Além de tudo isso, há nessa proposta algo ainda mais pernicioso: a concentração do poder fiscalizador indiscriminado nas mãos dos agentes públicos. Ao estabelecer, de maneira ampla e indefinida, que o poder governamental é o responsável pela supervisão e avaliação periódicas das atividades exercidas dentro das famílias optantes pelo homeschooling, o Projeto de Lei está vulnerabilizando-as em face das investidas, nem sempre justas, nem sempre de acordo com os valores respeitados por elas, do Estado.

Não que algum tipo de avaliação não seja necessária, principalmente para evitar que pais relapsos utilizem da liberdade para abandonar intelectualmente as crianças que estão sob sua responsabilidade. No entanto, esses critérios avaliativos devem ser claros, objetivos e respeitosos. Como o Projeto de Lei está redigido, a discricionariedade pode ser tão grande que, ao invés do reconhecimento da autonomia educacional, promoverá a invasão estatal legalizada do seio familiar.

Casos de abusos praticados por agentes de Conselhos Tutelares têm sido veiculados ultimamente. À revelia da lei e do bom senso, alguns têm feito uso de seus cargos para, intrometendo-se em assuntos familiares, alienar os pais do exercício pleno do pátrio poder. Ora, se os abusos já ocorrem sob a égide de uma legislação dúbia, como a atual, quando a norma lhes der autoridade, como a prescrita no Projeto de Lei, esse poder concentrado em suas mãos os tornará verdadeiros policiais da educação, do pensamento e da paternidade.
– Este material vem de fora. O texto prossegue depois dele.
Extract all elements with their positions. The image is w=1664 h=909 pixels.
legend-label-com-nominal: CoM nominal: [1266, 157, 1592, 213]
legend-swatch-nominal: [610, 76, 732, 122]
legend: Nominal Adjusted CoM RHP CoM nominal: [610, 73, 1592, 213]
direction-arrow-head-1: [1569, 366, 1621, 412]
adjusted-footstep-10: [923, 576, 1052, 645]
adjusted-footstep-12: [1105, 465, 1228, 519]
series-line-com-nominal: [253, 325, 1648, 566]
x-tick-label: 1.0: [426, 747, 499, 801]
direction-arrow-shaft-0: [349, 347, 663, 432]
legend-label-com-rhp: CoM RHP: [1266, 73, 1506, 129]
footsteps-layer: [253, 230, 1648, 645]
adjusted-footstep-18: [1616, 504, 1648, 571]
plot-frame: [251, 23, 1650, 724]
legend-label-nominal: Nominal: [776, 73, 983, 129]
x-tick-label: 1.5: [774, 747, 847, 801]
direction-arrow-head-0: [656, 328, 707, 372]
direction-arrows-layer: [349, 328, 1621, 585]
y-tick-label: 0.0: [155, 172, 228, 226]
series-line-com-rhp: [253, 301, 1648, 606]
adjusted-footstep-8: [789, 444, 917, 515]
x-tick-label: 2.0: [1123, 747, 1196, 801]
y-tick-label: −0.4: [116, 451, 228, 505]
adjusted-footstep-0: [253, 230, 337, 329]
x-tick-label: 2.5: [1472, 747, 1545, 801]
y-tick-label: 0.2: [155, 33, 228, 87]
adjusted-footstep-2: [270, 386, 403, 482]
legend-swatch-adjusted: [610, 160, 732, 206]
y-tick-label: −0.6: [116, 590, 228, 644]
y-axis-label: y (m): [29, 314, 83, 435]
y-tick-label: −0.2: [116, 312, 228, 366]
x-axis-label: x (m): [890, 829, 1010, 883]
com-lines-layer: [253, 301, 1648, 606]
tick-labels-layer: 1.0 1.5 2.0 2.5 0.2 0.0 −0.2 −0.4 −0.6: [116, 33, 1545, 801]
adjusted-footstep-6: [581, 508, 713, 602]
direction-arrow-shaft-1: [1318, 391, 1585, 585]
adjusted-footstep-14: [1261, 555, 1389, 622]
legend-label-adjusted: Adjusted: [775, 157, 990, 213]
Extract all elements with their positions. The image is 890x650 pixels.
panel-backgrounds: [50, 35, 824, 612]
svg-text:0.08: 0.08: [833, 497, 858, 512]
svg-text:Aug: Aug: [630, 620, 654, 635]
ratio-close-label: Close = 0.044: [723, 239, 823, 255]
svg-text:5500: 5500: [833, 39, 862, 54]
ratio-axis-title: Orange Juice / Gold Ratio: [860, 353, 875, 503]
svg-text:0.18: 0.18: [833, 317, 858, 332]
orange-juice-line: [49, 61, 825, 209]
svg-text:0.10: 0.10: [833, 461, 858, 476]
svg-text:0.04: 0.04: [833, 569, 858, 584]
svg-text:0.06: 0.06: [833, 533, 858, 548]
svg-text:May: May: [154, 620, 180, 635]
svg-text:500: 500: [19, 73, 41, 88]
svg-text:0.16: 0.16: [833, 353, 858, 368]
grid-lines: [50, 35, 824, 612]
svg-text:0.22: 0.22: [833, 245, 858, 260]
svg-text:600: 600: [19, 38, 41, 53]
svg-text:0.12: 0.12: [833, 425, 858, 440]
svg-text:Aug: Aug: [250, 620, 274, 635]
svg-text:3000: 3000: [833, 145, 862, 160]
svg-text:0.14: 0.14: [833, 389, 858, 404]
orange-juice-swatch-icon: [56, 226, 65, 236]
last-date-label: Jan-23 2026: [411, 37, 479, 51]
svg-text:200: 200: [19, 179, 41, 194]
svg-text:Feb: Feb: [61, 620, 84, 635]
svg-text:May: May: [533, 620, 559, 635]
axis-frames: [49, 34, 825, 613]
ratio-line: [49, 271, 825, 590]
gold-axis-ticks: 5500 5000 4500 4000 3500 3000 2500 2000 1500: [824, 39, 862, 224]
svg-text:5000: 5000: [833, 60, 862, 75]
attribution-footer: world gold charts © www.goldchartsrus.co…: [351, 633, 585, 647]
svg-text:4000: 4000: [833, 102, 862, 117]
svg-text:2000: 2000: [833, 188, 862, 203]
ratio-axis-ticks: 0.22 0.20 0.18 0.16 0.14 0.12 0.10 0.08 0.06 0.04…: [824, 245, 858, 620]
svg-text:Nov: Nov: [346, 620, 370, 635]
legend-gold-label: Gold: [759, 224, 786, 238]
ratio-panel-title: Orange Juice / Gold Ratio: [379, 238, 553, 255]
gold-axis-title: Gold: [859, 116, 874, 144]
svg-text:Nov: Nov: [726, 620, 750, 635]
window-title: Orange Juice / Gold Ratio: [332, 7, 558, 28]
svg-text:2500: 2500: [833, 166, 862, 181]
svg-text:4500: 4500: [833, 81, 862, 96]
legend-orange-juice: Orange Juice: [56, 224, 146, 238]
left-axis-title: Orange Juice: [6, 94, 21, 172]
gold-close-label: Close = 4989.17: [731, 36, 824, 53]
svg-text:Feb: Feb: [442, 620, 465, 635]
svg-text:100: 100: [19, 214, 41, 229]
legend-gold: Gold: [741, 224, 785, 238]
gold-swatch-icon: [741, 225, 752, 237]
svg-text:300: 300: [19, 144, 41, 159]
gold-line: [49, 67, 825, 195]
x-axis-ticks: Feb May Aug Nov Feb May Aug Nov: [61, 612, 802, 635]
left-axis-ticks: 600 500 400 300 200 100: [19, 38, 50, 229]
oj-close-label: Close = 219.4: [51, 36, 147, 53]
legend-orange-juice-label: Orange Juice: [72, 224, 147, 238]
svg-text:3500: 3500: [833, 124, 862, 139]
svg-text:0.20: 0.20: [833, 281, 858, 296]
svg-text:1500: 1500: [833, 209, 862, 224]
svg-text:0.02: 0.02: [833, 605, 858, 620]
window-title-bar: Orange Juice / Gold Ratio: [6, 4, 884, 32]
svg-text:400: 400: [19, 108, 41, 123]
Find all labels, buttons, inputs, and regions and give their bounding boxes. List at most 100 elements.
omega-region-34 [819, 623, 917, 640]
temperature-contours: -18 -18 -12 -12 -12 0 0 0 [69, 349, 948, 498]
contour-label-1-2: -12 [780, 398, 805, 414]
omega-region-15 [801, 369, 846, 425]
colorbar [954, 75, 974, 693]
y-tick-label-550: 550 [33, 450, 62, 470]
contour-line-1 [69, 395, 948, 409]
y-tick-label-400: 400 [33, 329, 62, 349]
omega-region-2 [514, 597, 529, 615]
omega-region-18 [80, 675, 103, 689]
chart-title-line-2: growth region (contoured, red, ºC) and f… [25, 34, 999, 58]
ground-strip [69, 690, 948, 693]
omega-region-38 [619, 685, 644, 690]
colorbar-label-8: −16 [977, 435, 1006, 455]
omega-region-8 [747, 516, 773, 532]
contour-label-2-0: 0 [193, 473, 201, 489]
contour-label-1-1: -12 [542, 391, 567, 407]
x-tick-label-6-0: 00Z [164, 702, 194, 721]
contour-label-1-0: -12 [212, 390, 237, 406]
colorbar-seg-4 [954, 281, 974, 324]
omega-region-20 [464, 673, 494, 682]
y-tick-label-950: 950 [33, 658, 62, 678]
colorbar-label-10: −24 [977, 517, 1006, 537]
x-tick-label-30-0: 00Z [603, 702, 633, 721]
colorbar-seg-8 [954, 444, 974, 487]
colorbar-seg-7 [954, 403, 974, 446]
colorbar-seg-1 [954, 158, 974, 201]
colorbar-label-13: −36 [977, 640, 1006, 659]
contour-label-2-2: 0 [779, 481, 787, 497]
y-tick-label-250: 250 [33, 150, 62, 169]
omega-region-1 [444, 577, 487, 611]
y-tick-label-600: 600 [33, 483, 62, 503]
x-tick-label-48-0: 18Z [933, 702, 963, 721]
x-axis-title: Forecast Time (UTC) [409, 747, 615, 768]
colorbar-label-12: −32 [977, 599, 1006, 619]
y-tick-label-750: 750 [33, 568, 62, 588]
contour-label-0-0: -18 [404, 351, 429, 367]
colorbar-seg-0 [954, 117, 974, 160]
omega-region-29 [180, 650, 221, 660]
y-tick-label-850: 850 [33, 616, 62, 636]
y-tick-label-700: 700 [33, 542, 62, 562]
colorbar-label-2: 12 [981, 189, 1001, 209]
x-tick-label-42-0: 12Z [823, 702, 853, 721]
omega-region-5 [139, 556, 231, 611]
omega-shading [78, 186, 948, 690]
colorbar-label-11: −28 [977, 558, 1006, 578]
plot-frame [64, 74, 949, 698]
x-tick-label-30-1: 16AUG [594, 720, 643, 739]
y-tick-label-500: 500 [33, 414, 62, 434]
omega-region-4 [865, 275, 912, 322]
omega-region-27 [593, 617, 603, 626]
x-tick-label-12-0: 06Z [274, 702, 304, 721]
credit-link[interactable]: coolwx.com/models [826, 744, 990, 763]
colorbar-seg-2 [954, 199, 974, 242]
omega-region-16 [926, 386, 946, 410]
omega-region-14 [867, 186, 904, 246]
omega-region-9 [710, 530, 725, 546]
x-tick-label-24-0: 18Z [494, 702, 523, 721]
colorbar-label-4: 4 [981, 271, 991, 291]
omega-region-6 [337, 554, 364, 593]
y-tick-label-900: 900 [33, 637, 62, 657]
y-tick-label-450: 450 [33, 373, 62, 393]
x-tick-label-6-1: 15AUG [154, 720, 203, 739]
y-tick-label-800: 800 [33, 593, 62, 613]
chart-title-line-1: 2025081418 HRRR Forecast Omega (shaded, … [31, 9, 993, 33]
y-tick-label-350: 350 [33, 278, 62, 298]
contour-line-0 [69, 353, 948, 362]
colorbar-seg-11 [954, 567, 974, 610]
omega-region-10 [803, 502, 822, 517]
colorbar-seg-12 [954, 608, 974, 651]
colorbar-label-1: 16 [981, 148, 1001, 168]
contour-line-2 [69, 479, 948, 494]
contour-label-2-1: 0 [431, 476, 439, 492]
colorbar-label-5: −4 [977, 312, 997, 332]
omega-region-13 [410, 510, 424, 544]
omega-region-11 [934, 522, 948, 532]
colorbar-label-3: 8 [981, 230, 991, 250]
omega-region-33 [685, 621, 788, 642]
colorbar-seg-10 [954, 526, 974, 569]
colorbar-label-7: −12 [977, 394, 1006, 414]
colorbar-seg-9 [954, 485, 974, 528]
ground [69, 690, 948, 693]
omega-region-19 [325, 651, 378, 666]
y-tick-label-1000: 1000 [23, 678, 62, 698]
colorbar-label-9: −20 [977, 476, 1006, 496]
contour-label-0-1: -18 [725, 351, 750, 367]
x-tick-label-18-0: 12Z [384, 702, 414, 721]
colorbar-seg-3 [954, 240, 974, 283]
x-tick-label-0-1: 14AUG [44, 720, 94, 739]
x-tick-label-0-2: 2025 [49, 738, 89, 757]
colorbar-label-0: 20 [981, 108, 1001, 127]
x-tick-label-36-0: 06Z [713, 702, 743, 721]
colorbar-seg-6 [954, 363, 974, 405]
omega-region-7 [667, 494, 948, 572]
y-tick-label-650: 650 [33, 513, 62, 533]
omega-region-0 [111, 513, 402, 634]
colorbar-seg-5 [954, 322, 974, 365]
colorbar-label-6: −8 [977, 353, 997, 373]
A lei, se for aprovada como está proposta, escancarará as portas das casas praticantes do homeschooling para a ação constante e indecorosa dos agentes estatais. Serão assistentes sociais, psicólogos, conselheiros tutelares e tantos outros agindo em favor da manutenção da ordem pública e pela proteção das crianças. Quem serão os acusados, os suspeitos, os agressores? Obviamente, os pais.

Permitir tamanha ingerência estatal sobre a vida familiar é o oposto do que deseja qualquer pai que opta pela educação familiar. Se o que eles buscam é a autonomia, o Projeto de Lei apresentado não a oferece, de maneira alguma. Pelo contrário, como está proposto, os chamados homeschoolers tornar-se-iam presas fáceis das investidas do Poder Público, ficando à mercê de sua atuação, que, sabe-se bem, não é geralmente afeita à liberdade individual e independência.

Pode parecer que a aprovação de qualquer lei que permita a prática do ensino domiciliar no Brasil seja um passo em direção à liberdade. Porém, se ela não respeitar os princípios que o fundamentam, no lugar da autonomia prometida oferecerá, na verdade, a total submissão ao Estado.

Por que sou contra o sistema eleitoral exclusivamente eletrônico

O princípio basilar de qualquer eleição é a transparência. Sem ela, a própria autoridade do vencedor se torna contaminada pela desconfiança, diminuindo-a e comprometendo-a. Uma eleição que dê margens a dúvidas quanto a sua confiabilidade em relação aos resultados é o estopim para a instabilidade institucional.

Para ser transparente, todo o processo eleitoral deve poder ser verificável e fiscalizável. Desde a elegibilidade dos concorrentes até a divulgação dos votos, todas as fases e todos os processos devem ser passíveis de verificação.

Essa fiscalização, no entanto, não pode estar a cargo de uma autoridade central, já que esta, de alguma maneira, pode ter interesses em determinados resultados. Toda a verificação dos processos deve poder ser feita por qualquer cidadão, de qualquer partido, mesmo os sem partido, a qualquer momento.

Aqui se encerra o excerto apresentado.